Identify Risky Files in Your Git Repositories
Software teams often wrestle with the question: Where should we focus our refactoring, testing, or documentation efforts? I’ve released my Git Churn Calculator, a lightweight, practical, cross-platform (Linux, Windows, macOS) tool that answers this by calculating a Churn Risk Score for every file in a Git repository.
How It Will Help Your Product Quality
Churn analysis is useful because change tends to cluster where risk lives: files that are edited often are usually important to the product, heavily coupled, or hard enough to work with that every feature touches them again. You cannot give every module the same depth of review or testing; measuring churn gives you an objective way to prioritize—so you spend effort where instability and many hands intersect, and you can track over time whether tests or refactors actually calm those hotspots.
What Is Churn Risk?
High churn—files that change frequently—often correlates with higher bug rates and maintenance costs. The tool goes beyond simple change counts by combining:
- Change frequency (commits over the file’s lifetime, normalized to changes per week)
- Author spread (number of distinct developers who have modified the file)
- Optional test coverage (from Cobertura XML reports), which lowers the risk score for well-tested files
The resulting ChurnRiskScore surfaces the files that are both volatile and potentially under-tested—prime candidates for attention. You want to invest here into tests and probably refactoring as well.
Key Features
- Multiple output formats: CSV (default, great for spreadsheets), JSON, interactive HTML tables (Bootstrap-styled), and even a D3-powered time-series graph.

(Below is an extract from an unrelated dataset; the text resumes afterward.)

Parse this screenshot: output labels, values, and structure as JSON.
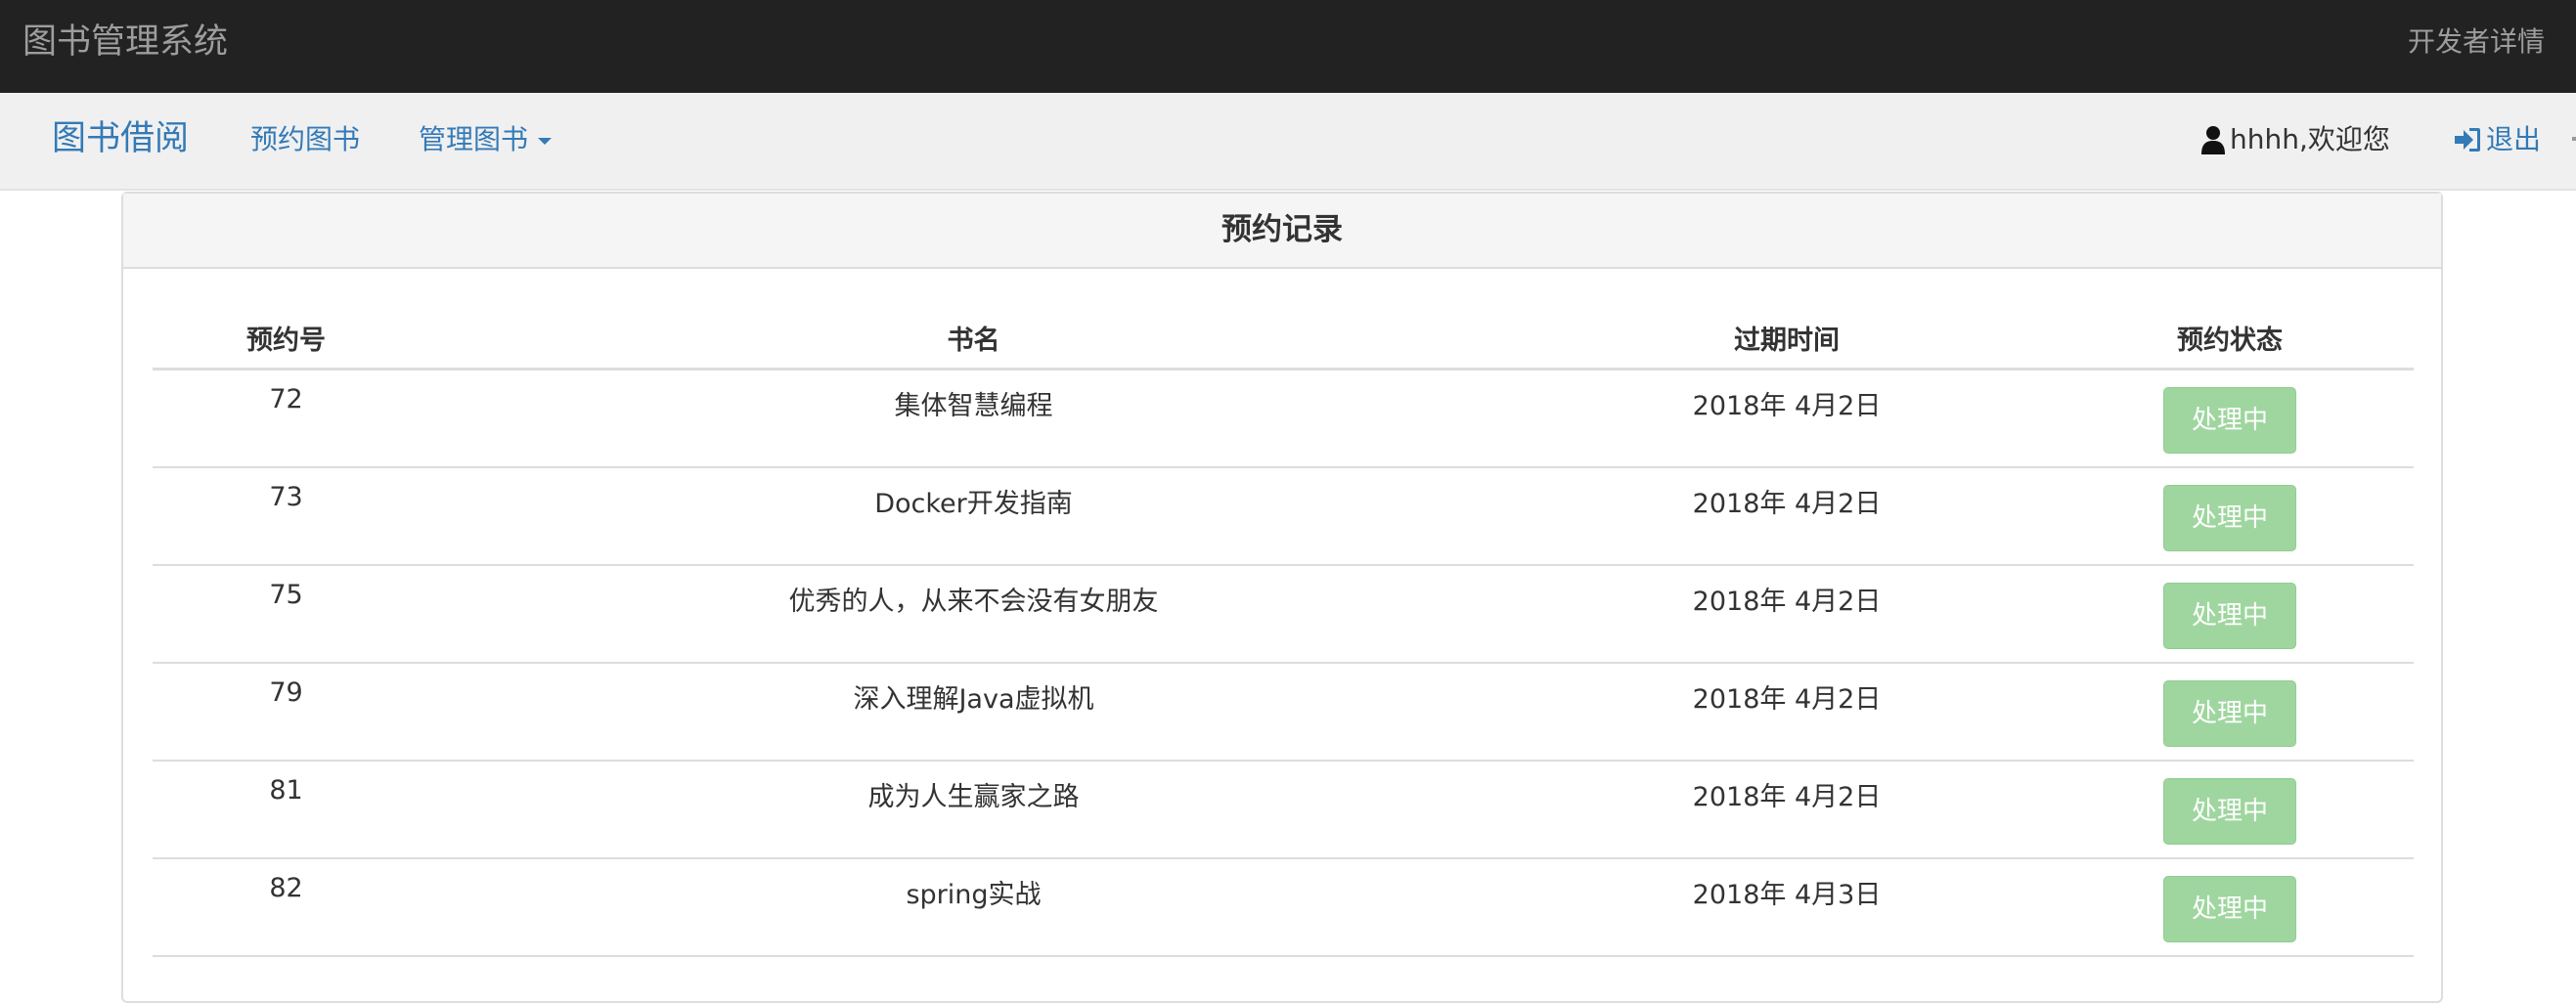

- Flexible filtering: Include or exclude files with regular expressions (e.g., focus only on src/*/.cs files).
- Time-series analysis: Generate weekly or monthly snapshots to track how risk evolves over time (–series week –from 2024-01-01).

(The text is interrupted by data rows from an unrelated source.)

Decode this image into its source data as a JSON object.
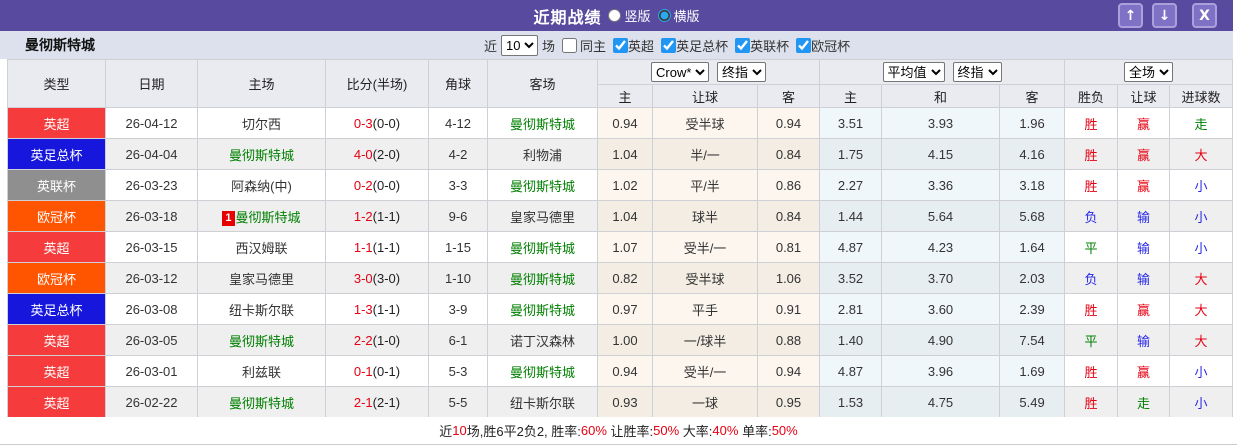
{
  "titlebar": {
    "title": "近期战绩",
    "radio_vertical": "竖版",
    "radio_horizontal": "横版",
    "buttons": {
      "up": "↑",
      "down": "↓",
      "close": "X"
    }
  },
  "controls": {
    "team": "曼彻斯特城",
    "near_label": "近",
    "count_value": "10",
    "games_label": "场",
    "same_home_label": "同主",
    "leagues": [
      "英超",
      "英足总杯",
      "英联杯",
      "欧冠杯"
    ]
  },
  "selectors": {
    "bookmaker": "Crow*",
    "handicap_time": "终指",
    "europe_source": "平均值",
    "europe_time": "终指",
    "scope": "全场"
  },
  "table": {
    "headers": {
      "type": "类型",
      "date": "日期",
      "home": "主场",
      "score": "比分(半场)",
      "corner": "角球",
      "away": "客场",
      "sub": [
        "主",
        "让球",
        "客",
        "主",
        "和",
        "客",
        "胜负",
        "让球",
        "进球数"
      ]
    },
    "rows": [
      {
        "league": "英超",
        "lc": "red",
        "date": "26-04-12",
        "home": "切尔西",
        "home_green": false,
        "marker": "",
        "score": "0-3",
        "half": "(0-0)",
        "corner": "4-12",
        "away": "曼彻斯特城",
        "away_green": true,
        "ah": [
          "0.94",
          "受半球",
          "0.94"
        ],
        "eu": [
          "3.51",
          "3.93",
          "1.96"
        ],
        "res": [
          "胜",
          "red"
        ],
        "ahres": [
          "赢",
          "red"
        ],
        "goal": [
          "走",
          "green"
        ]
      },
      {
        "league": "英足总杯",
        "lc": "blue",
        "date": "26-04-04",
        "home": "曼彻斯特城",
        "home_green": true,
        "marker": "",
        "score": "4-0",
        "half": "(2-0)",
        "corner": "4-2",
        "away": "利物浦",
        "away_green": false,
        "ah": [
          "1.04",
          "半/一",
          "0.84"
        ],
        "eu": [
          "1.75",
          "4.15",
          "4.16"
        ],
        "res": [
          "胜",
          "red"
        ],
        "ahres": [
          "赢",
          "red"
        ],
        "goal": [
          "大",
          "red"
        ]
      },
      {
        "league": "英联杯",
        "lc": "gray",
        "date": "26-03-23",
        "home": "阿森纳(中)",
        "home_green": false,
        "marker": "",
        "score": "0-2",
        "half": "(0-0)",
        "corner": "3-3",
        "away": "曼彻斯特城",
        "away_green": true,
        "ah": [
          "1.02",
          "平/半",
          "0.86"
        ],
        "eu": [
          "2.27",
          "3.36",
          "3.18"
        ],
        "res": [
          "胜",
          "red"
        ],
        "ahres": [
          "赢",
          "red"
        ],
        "goal": [
          "小",
          "blue"
        ]
      },
      {
        "league": "欧冠杯",
        "lc": "orange",
        "date": "26-03-18",
        "home": "曼彻斯特城",
        "home_green": true,
        "marker": "1",
        "score": "1-2",
        "half": "(1-1)",
        "corner": "9-6",
        "away": "皇家马德里",
        "away_green": false,
        "ah": [
          "1.04",
          "球半",
          "0.84"
        ],
        "eu": [
          "1.44",
          "5.64",
          "5.68"
        ],
        "res": [
          "负",
          "blue"
        ],
        "ahres": [
          "输",
          "blue"
        ],
        "goal": [
          "小",
          "blue"
        ]
      },
      {
        "league": "英超",
        "lc": "red",
        "date": "26-03-15",
        "home": "西汉姆联",
        "home_green": false,
        "marker": "",
        "score": "1-1",
        "half": "(1-1)",
        "corner": "1-15",
        "away": "曼彻斯特城",
        "away_green": true,
        "ah": [
          "1.07",
          "受半/一",
          "0.81"
        ],
        "eu": [
          "4.87",
          "4.23",
          "1.64"
        ],
        "res": [
          "平",
          "green"
        ],
        "ahres": [
          "输",
          "blue"
        ],
        "goal": [
          "小",
          "blue"
        ]
      },
      {
        "league": "欧冠杯",
        "lc": "orange",
        "date": "26-03-12",
        "home": "皇家马德里",
        "home_green": false,
        "marker": "",
        "score": "3-0",
        "half": "(3-0)",
        "corner": "1-10",
        "away": "曼彻斯特城",
        "away_green": true,
        "ah": [
          "0.82",
          "受半球",
          "1.06"
        ],
        "eu": [
          "3.52",
          "3.70",
          "2.03"
        ],
        "res": [
          "负",
          "blue"
        ],
        "ahres": [
          "输",
          "blue"
        ],
        "goal": [
          "大",
          "red"
        ]
      },
      {
        "league": "英足总杯",
        "lc": "blue",
        "date": "26-03-08",
        "home": "纽卡斯尔联",
        "home_green": false,
        "marker": "",
        "score": "1-3",
        "half": "(1-1)",
        "corner": "3-9",
        "away": "曼彻斯特城",
        "away_green": true,
        "ah": [
          "0.97",
          "平手",
          "0.91"
        ],
        "eu": [
          "2.81",
          "3.60",
          "2.39"
        ],
        "res": [
          "胜",
          "red"
        ],
        "ahres": [
          "赢",
          "red"
        ],
        "goal": [
          "大",
          "red"
        ]
      },
      {
        "league": "英超",
        "lc": "red",
        "date": "26-03-05",
        "home": "曼彻斯特城",
        "home_green": true,
        "marker": "",
        "score": "2-2",
        "half": "(1-0)",
        "corner": "6-1",
        "away": "诺丁汉森林",
        "away_green": false,
        "ah": [
          "1.00",
          "一/球半",
          "0.88"
        ],
        "eu": [
          "1.40",
          "4.90",
          "7.54"
        ],
        "res": [
          "平",
          "green"
        ],
        "ahres": [
          "输",
          "blue"
        ],
        "goal": [
          "大",
          "red"
        ]
      },
      {
        "league": "英超",
        "lc": "red",
        "date": "26-03-01",
        "home": "利兹联",
        "home_green": false,
        "marker": "",
        "score": "0-1",
        "half": "(0-1)",
        "corner": "5-3",
        "away": "曼彻斯特城",
        "away_green": true,
        "ah": [
          "0.94",
          "受半/一",
          "0.94"
        ],
        "eu": [
          "4.87",
          "3.96",
          "1.69"
        ],
        "res": [
          "胜",
          "red"
        ],
        "ahres": [
          "赢",
          "red"
        ],
        "goal": [
          "小",
          "blue"
        ]
      },
      {
        "league": "英超",
        "lc": "red",
        "date": "26-02-22",
        "home": "曼彻斯特城",
        "home_green": true,
        "marker": "",
        "score": "2-1",
        "half": "(2-1)",
        "corner": "5-5",
        "away": "纽卡斯尔联",
        "away_green": false,
        "ah": [
          "0.93",
          "一球",
          "0.95"
        ],
        "eu": [
          "1.53",
          "4.75",
          "5.49"
        ],
        "res": [
          "胜",
          "red"
        ],
        "ahres": [
          "走",
          "green"
        ],
        "goal": [
          "小",
          "blue"
        ]
      }
    ]
  },
  "footer": {
    "segments": [
      {
        "t": "近",
        "c": "k"
      },
      {
        "t": "10",
        "c": "r"
      },
      {
        "t": "场,胜6平2负2, 胜率:",
        "c": "k"
      },
      {
        "t": "60%",
        "c": "r"
      },
      {
        "t": " 让胜率:",
        "c": "k"
      },
      {
        "t": "50%",
        "c": "r"
      },
      {
        "t": " 大率:",
        "c": "k"
      },
      {
        "t": "40%",
        "c": "r"
      },
      {
        "t": " 单率:",
        "c": "k"
      },
      {
        "t": "50%",
        "c": "r"
      }
    ]
  },
  "colors": {
    "topbar_bg": "#584A9E",
    "button_bg": "#7F71C6",
    "subbar_bg": "#DCE1ED",
    "header_bg": "#EAEAF1",
    "zebra_bg": "#EFEFEF",
    "ah_col_bg": "#FCF6EE",
    "eu_col_bg": "#F0F7FB",
    "red_text": "#E60012",
    "blue_text": "#2828E8",
    "green_text": "#008000",
    "league": {
      "red": "#F53B3B",
      "blue": "#1616DC",
      "gray": "#8F8F8F",
      "orange": "#FF5400"
    }
  }
}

- Coverage integration: Supply a Cobertura XML file to factor in test coverage. Poorly covered, high-churn files get penalized more heavily.
- Built with .NET: Cross-platform console application with comprehensive tests.

How the Score Is Calculated
For each tracked file:
- Without coverage: ChurnRiskScore = ChangesPerWeek × TotalUniqueAuthors
- With coverage: The score is multiplied by (1 - CoveragePercent/100), so fully covered files see their risk reduced dramatically (down to zero, ignoring rounding).
All metrics are derived directly from git log data, with careful handling of dates and rolling windows. Time-series mode re-anchors every calculation to the end of each bucket, giving you an accurate historical view.
It is strongly recommended to include the coverage in the calculation!
Get it
The project is open source under the MIT License. Head to the repository to try it:
https://github.com/floriankraemer/git-churn-calculator
Happy churning (the analytical kind)!